これがね、「掌帆長しょうはんちょう」って言うんですよ。帆を司る人ですよ?

募集対象者 京井 未来

帆って、帆船のですか?

水雷士 鳴海2尉

ええ、帆船のです。これはもう海上自衛隊が大好きな「伝統の継承」ってやつです。きっと、帝国海軍どころか、江戸時代の船のころから、そういう仕事があったんでしょうね。
公式な文書にこそそういう名前は載せませんが、敬意を持って言うんですよ。掌帆長って。

募集対象者 京井 未来

ふうん。大変な仕事だとは思うんですけど、そこまで言われるものなんですか?

水雷長 遠見1尉

それはやっぱり、運用員がいなければ艦は出港することすらままならないからだよ。それに、掌帆長がいたおかげで助かるのって、大体艦がピンチの時だからね。
特に荒天の時。岸壁で嵐をやり過ごさないといけない時だって、計算上は大丈夫ってことになっていても、本当に大丈夫なのかは運用がしっかり係留索を強化してくれるからだし、海面が荒れてる中洋上補給できるのも、本当にヤバい時には掌帆長が警告してくれるという安心感があってのこと。大砲やミサイルみたいに目立つものはないけれど、運用がいるからこそ他の人たちは仕事が出来ているんだ。

運用員の逸話はググるとたくさん出てきますが、私も以前耳に挟んだ話を一つ。
その艦が洋上で荒天をやり過ごしてみると、マストのてっぺんがへし折れていました。折れているのにどういうわけか落ちてこないでそのままぶら下がっている先端部。とは言え、いつ落ちてくるか分からない。
そんな時、掌帆長と運用員次席は自ら折れたマストに登り、ワイヤーで徹底的に固めて、落ちてこないようにしたのです。その作業の甲斐あって、先端部が落下することなく造船所への移動に成功。

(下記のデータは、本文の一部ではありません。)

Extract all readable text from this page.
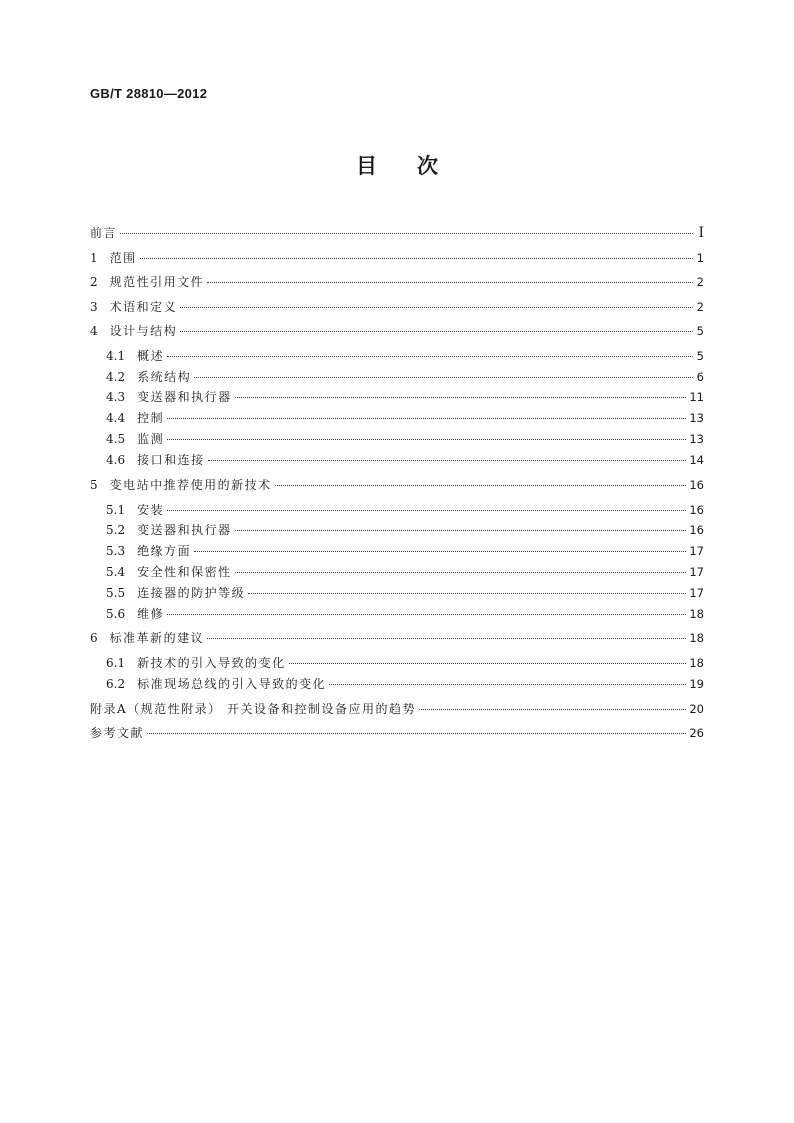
GB/T 28810—2012
目次
前言	Ⅰ
1 范围	1
2 规范性引用文件	2
3 术语和定义	2
4 设计与结构	5
4.1 概述	5
4.2 系统结构	6
4.3 变送器和执行器	11
4.4 控制	13
4.5 监测	13
4.6 接口和连接	14
5 变电站中推荐使用的新技术	16
5.1 安装	16
5.2 变送器和执行器	16
5.3 绝缘方面	17
5.4 安全性和保密性	17
5.5 连接器的防护等级	17
5.6 维修	18
6 标准革新的建议	18
6.1 新技术的引入导致的变化	18
6.2 标准现场总线的引入导致的变化	19
附录A（规范性附录） 开关设备和控制设备应用的趋势	20
参考文献	26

艦は死傷者を出すことも無く、新たな機器破損をすることもなく、短期間での修理を実現出来たのです。
運用員と言えど、マストに登ることはそうそうありません。様々な不安を抱えながらも、豊富な経験と高い技術に裏打ちされた自信があったからこそ、彼らは艦を救うことが出来たのでしょう。